The constant uptime is key. I use a laptop for most of my day-to-day work, which means my main computer is constantly going on- and off-line. That can make it difficult to finish jobs like downloading large files across the network and running the DSHR Twitter bot. When possible I offload those jobs to my Raspberry Pi.

The rest of this post will be about setting up and running a very specific job, file format identification with Siegfried.

Siegfried on the Raspberry Pi

There are a lot of tools for file format identification, the most common I see are DROID, Siegried, and FIDO. They’re all great and useful for different purposes, but as a day-to-day tool Siegfried feels faster, and I like it’s command-line interface.

Installing Siegfried

Siegfried’s author, Richard Lehane, has included directions for installing the program on many systems. However, none of these instructions work perfectly on a Raspberry Pi. Installing with apt-get Ubuntu/Debian instructions fails because the code wasn’t compiled for ARM processors.

This isn’t an uncommon problem on the Raspberry Pi. Most programs are compiled for x86 processors (the kind in most Mac and PC laptops). A lot have been recompiled for ARM, but not all of them. You can recompile from source, but that’s beyond my skillset, and Richard has backup instructions.
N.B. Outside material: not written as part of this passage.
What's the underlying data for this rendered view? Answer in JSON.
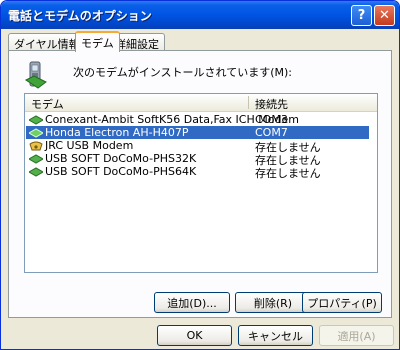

Siegfried is written in Go, so like any other scripting language, installing Go should allow you to run any program written in go. But, before you type sudo apt-get golang-go you should know that the latest version of Go in the Raspberry Pi repository is 1.3.3. Siegfried requires 1.4 or greater, so we’ll have to install it ourselves.

# Download the ARM version of Go 1.9
wget https://storage.googleapis.com/golang/go1.9.linux-armv6l.tar.gz
# Unpack the files to your local application folder
sudo tar -C /usr/local -xzf go1.9.linux-armv6l.tar.gz
# Add the location of the files to your PATH variable via your bash profile
# (so when you type go, the computer knows where to find the code)
echo 'export PATH=$PATH:/usr/local/go/bin' >> ~/.bashrc
# Reload your bash profile to update the PATH variable
source ~/.bashrc
# Check your installation
go version

Whoo! Now we can finally install Siegfried.

# Install Siegfried directly from the source code on Github
go get github.com/richardlehane/siegfried/cmd/sf
# Download the latest PRONOM signature files for format identification
sf -update
# Test out Siegfried
sf ~/.bashrc

Everything should be working, so it’s finally time to do a file format survey.

# Generate a list of paths to all the files you want to survey
# -type f, exclude paths to directories
# | grep -v "string", optional, repeatable, exclude paths based on name
# > store paths in a file
find /path/to/files -type f | grep -v "string" > sffiles.txt
# Run Siegfried
# -csv, output results as comma-separated lines
# -f sffiles.txt, use the paths found in the previous step
# &, run in the background
sf -csv -f sffiles.txt > sf.csv &

Depending on the number of files, the CSV should be complete in a few minutes or days. I’ll talk about analysis later.